Nous demandions entre autres que, à l’image du projet pilote « burn-out » mis en place par l’Agence fédérale des risques professionnels (FEDRIS), un projet pilote burn-out soit entrepris au sein de l’administration générale de la Cocof en collaboration avec le comité de concertation de base « bien-être ». Ce projet pilote a-t-il été entretemps mis en place ? Dans l’affirmative, quel est le cadre de ce projet ? Dans la négative, quand avez-vous prévu d’y donner suite ?

D’autres demandes ont été formulées à l’attention du Gouvernement francophone bruxellois, à savoir :

  • sensibiliser le secteur associatif lié à la santé mentale au sujet de l’importance d’une prise en charge spécifique et pluridisciplinaire du burn-out ;
  • saisir la Conférence Interministérielle Santé afin d’obtenir une étude du Centre Fédéral d’Expertise (KCE) en vue d’objectiver la problématique ;
  • et interpeller la Fédération Wallonie-Bruxelles en vue d’encourager le développement de la recherche et de la formation relative à la psychopathologie du travail (recherche scientifique et formation) sur base des analyses psychosociales réalisées.

Pourriez-vous m’informer des suites données à ces trois demandes ?

Enfin, diverses demandes devaient être relayées par votre Gouvernement à l’échelon fédéral. Elles visent à renforcer la sensibilisation auprès des employeurs et managers par le biais de formation intra-entreprises d’une part, et d’étudier la possibilité d’accorder le statut, pour les cas de burn-out les plus sévères, de maladie professionnelle. Des contacts ont-ils été pris avec le Fédéral en vue d’appuyer ces demandes ?

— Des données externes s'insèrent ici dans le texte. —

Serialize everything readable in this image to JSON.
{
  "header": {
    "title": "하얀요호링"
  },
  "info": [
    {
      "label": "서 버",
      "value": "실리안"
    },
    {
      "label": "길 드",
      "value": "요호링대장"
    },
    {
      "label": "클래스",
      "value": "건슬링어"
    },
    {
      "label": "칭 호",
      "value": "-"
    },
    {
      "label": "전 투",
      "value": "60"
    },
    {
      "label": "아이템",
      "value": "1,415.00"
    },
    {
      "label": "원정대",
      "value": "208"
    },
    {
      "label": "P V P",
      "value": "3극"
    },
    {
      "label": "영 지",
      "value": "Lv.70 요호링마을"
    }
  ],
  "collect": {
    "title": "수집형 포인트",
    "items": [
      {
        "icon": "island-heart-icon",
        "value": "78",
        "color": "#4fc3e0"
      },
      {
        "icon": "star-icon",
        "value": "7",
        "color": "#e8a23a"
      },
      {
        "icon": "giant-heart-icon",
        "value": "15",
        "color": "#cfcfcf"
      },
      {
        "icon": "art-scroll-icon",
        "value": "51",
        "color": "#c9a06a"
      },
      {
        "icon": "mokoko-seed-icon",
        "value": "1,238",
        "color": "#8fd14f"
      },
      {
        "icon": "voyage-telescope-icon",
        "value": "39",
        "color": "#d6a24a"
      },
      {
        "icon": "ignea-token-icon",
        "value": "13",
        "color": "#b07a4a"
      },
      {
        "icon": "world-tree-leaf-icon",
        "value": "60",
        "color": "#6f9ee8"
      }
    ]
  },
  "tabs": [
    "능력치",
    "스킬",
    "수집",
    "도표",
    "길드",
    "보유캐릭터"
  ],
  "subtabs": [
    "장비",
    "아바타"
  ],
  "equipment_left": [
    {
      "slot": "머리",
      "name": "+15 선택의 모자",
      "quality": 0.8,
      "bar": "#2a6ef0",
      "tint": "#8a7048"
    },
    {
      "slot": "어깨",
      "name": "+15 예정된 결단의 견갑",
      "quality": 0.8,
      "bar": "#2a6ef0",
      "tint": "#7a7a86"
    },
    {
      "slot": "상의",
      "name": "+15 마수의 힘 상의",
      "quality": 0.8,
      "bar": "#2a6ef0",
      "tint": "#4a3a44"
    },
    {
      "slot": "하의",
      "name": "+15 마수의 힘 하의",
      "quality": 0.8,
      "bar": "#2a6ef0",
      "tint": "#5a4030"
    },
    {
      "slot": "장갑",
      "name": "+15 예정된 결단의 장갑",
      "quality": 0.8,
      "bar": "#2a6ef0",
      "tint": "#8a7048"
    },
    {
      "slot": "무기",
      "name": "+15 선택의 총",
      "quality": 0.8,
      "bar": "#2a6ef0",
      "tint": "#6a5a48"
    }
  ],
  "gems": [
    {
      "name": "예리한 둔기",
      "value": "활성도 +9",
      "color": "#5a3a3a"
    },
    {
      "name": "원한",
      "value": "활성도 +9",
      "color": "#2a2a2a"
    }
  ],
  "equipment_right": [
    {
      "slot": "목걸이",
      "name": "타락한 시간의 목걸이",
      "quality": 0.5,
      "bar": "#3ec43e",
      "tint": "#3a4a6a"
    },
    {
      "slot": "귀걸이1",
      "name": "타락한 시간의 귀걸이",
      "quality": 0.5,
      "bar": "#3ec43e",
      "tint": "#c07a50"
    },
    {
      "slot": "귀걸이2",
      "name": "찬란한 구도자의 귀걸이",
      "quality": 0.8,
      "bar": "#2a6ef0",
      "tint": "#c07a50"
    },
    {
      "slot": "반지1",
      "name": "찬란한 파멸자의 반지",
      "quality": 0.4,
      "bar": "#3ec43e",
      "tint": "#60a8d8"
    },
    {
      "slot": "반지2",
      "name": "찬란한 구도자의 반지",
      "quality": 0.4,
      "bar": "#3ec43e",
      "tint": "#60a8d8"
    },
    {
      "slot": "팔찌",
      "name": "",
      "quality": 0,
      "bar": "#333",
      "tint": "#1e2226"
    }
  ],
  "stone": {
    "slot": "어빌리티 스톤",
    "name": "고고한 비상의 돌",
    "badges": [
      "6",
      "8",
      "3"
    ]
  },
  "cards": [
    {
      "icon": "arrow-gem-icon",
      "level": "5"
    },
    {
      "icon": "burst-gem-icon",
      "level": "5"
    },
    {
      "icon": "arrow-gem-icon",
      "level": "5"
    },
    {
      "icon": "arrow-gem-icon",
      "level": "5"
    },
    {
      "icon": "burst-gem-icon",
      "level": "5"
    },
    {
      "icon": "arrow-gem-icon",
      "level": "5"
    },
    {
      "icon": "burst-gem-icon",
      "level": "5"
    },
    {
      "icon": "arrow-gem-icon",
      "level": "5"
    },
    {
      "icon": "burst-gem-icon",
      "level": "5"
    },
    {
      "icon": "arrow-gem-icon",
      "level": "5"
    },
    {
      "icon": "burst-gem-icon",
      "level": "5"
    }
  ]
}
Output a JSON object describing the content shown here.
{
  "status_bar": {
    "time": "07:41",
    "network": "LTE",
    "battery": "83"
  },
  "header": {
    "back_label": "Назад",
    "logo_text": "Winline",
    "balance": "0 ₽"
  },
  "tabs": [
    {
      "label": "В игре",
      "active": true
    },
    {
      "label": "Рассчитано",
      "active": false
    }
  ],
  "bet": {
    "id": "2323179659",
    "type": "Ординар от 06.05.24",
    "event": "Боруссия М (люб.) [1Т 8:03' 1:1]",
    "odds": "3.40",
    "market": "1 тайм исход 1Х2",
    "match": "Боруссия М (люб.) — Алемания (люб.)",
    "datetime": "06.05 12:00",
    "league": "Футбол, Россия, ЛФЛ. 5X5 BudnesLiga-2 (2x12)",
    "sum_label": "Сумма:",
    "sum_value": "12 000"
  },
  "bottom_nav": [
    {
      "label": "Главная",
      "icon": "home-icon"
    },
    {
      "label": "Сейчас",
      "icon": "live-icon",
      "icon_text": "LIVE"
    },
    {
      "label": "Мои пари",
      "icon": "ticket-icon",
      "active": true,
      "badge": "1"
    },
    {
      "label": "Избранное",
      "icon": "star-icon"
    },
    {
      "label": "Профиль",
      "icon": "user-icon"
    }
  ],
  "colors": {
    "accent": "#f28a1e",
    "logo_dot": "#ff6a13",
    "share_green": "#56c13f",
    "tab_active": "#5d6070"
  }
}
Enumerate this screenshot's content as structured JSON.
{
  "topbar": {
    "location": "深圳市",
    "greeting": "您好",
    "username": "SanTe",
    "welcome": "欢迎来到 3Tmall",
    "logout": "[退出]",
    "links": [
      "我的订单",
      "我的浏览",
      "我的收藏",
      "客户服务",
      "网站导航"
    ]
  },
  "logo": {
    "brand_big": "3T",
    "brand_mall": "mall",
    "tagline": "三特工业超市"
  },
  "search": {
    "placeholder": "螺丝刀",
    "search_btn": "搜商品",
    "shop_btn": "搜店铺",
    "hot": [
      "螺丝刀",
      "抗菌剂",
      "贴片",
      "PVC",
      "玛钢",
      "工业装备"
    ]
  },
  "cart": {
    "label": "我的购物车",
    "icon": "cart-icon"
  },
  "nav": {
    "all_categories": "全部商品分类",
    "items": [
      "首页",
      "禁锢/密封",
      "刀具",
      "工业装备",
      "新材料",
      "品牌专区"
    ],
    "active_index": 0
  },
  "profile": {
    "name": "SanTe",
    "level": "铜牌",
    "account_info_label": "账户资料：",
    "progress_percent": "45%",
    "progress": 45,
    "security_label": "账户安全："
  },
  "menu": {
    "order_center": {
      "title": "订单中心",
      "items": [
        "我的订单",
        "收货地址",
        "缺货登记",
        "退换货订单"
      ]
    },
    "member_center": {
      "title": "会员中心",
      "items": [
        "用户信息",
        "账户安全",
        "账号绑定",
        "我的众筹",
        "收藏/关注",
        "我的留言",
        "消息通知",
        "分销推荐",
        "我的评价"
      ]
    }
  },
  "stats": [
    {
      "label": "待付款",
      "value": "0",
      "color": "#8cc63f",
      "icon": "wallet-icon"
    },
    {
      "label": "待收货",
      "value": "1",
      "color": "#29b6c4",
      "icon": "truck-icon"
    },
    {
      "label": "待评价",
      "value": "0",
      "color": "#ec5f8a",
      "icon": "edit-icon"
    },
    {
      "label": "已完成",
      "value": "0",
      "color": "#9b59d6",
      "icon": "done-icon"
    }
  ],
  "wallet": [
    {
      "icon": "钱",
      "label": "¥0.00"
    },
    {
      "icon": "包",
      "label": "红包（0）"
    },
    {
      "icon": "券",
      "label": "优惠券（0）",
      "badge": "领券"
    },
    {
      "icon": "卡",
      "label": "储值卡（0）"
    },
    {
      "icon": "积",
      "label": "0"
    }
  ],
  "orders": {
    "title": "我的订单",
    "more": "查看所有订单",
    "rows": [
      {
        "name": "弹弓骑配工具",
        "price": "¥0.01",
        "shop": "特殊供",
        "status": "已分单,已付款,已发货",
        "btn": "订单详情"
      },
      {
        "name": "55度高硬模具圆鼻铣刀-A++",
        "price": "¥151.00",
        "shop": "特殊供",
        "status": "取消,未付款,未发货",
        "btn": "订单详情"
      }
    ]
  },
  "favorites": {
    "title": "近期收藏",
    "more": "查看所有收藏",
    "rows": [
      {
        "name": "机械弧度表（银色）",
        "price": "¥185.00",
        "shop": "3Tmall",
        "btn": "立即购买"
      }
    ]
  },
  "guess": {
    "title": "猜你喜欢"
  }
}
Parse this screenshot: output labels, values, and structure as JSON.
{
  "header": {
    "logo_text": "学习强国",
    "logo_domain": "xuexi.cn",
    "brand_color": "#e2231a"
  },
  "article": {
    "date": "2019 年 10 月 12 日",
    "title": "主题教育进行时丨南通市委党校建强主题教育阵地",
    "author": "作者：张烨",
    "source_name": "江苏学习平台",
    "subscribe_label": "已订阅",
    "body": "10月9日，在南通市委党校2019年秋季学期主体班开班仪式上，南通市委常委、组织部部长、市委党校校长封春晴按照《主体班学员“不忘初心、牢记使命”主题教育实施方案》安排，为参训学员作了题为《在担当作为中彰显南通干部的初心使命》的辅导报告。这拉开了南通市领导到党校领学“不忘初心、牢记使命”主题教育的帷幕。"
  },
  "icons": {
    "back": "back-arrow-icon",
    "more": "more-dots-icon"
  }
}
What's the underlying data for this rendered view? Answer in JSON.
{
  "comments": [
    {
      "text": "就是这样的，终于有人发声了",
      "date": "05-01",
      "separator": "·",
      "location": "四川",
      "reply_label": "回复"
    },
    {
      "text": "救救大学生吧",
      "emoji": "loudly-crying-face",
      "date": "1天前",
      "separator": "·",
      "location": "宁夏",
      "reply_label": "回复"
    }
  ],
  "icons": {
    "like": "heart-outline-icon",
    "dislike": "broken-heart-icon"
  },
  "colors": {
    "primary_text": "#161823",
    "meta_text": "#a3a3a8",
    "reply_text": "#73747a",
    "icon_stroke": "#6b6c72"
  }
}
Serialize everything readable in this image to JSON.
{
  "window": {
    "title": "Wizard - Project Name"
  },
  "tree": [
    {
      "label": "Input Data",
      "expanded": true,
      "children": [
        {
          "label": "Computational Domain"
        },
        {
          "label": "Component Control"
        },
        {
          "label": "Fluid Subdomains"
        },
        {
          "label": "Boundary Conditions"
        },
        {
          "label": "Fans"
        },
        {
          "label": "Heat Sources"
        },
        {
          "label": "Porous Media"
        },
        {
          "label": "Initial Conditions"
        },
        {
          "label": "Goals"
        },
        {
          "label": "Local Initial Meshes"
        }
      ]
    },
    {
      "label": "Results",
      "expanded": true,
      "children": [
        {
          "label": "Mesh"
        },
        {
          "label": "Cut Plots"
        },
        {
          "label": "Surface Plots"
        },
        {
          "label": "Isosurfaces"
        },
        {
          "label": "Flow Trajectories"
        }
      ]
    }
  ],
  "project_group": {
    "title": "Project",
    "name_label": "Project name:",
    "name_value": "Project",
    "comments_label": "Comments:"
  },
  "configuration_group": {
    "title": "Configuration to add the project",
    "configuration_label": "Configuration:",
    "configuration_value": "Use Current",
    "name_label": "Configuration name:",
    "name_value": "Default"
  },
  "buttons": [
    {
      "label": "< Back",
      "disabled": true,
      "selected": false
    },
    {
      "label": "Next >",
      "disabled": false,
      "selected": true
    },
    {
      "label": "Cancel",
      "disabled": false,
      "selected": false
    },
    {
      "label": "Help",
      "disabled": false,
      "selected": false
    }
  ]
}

Si cette maladie est de plus en plus intégrée dans les esprits et une attention plus importante y est portée, il reste encore beaucoup de travail, que ce soit en termes de reconnaissance, de prise au sérieux par certains, de traitement pluridisciplinaire, de sensibilisation et de formation des employeurs, de prévention des risques de tomber en burn-out ou de rechuter.

Je vous remercie d’avance pour l’attention que vous porterez à cette problématique pendant la durée de votre mandat, vous remercie d’avance pour vos réponses et vous souhaites à toutes et tous une agréable et heureuse journée de travail.